INDEPENDENT NEWS

Kāpiti Coast District Council Responds To Māori Wards Announcement

Published: Fri 5 Apr 2024 05:01 PM
Council is considering the implications of local government minister Simeon Brown’s announcement around a proposed Bill to restore binding polls on Māori ward decisions for Kāpiti Coast District Council’s current representation review.
Yesterday the minister announced that the proposed Bill would reinstate a requirement for councils to hold polls at the 2025 local government elections for any Māori wards established without a poll rather than councils being able to make this decision without this requirement.
The announcement further noted that the proposed Bill will allow for councils to reverse their recent decisions to establish Māori wards in order to avoid polls at the next election.
In November 2023, Kāpiti Coast District Council voted to establish a Māori ward. Due to an amendment in 2021 to the Local Electoral Act 2001, Council was able to make this decision without requiring a poll.
The decision to establish a Māori ward means, under current legislation, a representation review must take place this year for the new Māori ward to be in place for the 2025 local government elections.
Kāpiti Coast Mayor Janet Holborow says submissions have just closed for Council’s preliminary representation review engagement, with an analysis of the results to come in a few weeks.
“Current legislation requires Council to decide on its initial proposal by 31 July,” says Mayor Holborow.
“With that in mind, we are in the process of understanding what that means for our representation review currently underway.
“We’re disappointed in the new government’s position, as we don't believe a poll gives Māori voters an opportunity to decide on their own representation.
“It’s about ensuring communities of interest have an opportunity to vote for who will represent them best remembering that all councillors swear to execute and perform their duties in the best interest of the entire Kāpiti Coast District.
“I agree with the position of Local Government NZ who say reversing councils' ability to decide on Māori wards is an overreach by central government, and unfairly singles out Māori voters.
“For all other arrangements representing specific communities of interest, such as rural communities, Council is not required to poll its community before deciding on whether to establish such a specific general ward.

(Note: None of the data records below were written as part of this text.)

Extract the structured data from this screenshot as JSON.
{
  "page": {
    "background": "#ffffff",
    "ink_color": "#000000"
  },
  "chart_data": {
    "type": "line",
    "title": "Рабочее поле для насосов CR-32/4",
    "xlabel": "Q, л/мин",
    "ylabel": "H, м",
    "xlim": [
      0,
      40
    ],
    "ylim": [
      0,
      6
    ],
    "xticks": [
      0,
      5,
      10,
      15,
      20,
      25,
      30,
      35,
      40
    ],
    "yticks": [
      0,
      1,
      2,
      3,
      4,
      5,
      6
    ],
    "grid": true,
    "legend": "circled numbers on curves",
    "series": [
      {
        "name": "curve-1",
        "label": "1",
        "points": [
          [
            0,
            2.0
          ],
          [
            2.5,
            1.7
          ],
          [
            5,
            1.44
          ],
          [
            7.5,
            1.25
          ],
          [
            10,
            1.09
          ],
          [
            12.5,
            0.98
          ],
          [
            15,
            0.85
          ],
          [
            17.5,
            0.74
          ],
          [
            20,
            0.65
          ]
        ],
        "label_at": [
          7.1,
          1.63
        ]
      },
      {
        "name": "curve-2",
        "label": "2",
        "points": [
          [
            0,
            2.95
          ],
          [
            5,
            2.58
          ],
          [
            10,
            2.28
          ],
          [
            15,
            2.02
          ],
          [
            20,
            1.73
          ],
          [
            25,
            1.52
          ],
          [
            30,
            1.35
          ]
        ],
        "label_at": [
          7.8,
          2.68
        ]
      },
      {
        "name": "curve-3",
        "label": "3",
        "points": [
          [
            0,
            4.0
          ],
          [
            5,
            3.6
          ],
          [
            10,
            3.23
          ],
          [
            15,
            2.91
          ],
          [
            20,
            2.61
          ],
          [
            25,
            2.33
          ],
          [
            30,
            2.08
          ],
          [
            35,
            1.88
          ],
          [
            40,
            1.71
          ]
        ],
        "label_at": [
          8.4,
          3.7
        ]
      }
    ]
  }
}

“We wrote to the Minister late last year to ask for guidance when the coalition government indicated their intent to bring back binding polls. Yesterday’s announcement is the first advice we've received.
“The introduction of Māori wards have meant councils had good Māori representation and not the over-representation often touted. Our neighbouring councils in Horowhenua, Porirua, and Wellington have all benefited from having a Māori ward.
Mayor Holborow says another factor is the transferred cost to local government.
“At the last election 35 councils had Māori wards and since then many other councils have moved in that direction.
“The cost of referendums to try and unpick local democracy will come at a cost and at a serious cost to the positive relationships developed with iwi partners throughout the country.
“The proposed Bill has not yet commenced passing through the House and a few more steps are required for Council to be certain what the amended legislation will allow and require of local government.
“We will need to take some time to carefully consider our options.
“We'll also be talking to iwi partners who have been on this journey with us.
“Further guidance from central government is expected in the coming weeks. We will release more information when more details are known.